"A minha consciência tem milhares de vozes, e cada voz traz-me milhares de histórias, e de cada história sou a vilã condenada."
adaptado: William Shakespeare - Livro Claire Foltz.
Enquanto Lestat explicava aos demais o provável (claro que eu seria a escolhida para voltar até a América do Sul), a minha atenção estava voltada para dois integrantes em especial daquela reunião: Louise e o rapaz do canto.
A atual esposa de Lestat não parecia me conhecer, se o fosse, não teria me tratado com tanta cortesia. Tecnicamente, era dois anos a minha frente, mas, em termos de experiência, séculos atrás. Perguntava-me se Lestat tinha sido verdadeiro com ela, se a deixara compartilhar do seu passado, o qual eu estava diretamente envolvida.

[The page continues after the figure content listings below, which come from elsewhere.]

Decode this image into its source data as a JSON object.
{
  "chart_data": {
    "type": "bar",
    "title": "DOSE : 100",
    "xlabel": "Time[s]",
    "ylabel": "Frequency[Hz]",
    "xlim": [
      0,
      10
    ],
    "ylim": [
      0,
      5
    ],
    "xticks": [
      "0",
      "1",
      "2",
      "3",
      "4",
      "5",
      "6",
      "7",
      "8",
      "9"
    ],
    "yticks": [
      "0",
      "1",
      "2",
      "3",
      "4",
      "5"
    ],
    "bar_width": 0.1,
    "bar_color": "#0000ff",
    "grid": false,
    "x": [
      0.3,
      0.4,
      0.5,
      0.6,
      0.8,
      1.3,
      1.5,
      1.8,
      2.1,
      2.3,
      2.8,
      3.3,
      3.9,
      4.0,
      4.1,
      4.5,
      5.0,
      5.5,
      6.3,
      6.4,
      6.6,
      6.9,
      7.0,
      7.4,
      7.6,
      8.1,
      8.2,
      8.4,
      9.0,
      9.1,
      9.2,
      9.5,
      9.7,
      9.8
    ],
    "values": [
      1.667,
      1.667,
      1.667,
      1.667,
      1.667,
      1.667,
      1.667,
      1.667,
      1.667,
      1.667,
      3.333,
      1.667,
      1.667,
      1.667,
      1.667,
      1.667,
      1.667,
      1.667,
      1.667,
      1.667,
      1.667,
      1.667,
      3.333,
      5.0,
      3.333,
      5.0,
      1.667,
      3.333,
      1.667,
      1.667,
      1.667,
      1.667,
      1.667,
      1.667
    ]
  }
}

E finalmente, o rapaz alto que ouvia com atenção as instruções do monsieur. Como podia ele estar ali sem que eu o conhecesse ou se quer o visse por uma mera vez na minha...vida?
- Mademoiselle, não poderia deixar de convocar alguém para protegê-la durante a operação na floresta. Bem, além de tudo, um guia. Sei que nunca esteve na Amazônia e sem ele, além de se perder, teria problemas com a língua local. Portanto, conheça o nosso mais novo amigo brasileiro. – disse Lestat despertando-me.
Os meus olhos já estavam voltados para ele desde que Lestat começara a falar e não desviaram do foco nem ao ouvir a nacionalidade do rapaz. Ele deslocou-se rápido para o centro da sala onde estávamos eu e monsieur Fontaine, esperando-o.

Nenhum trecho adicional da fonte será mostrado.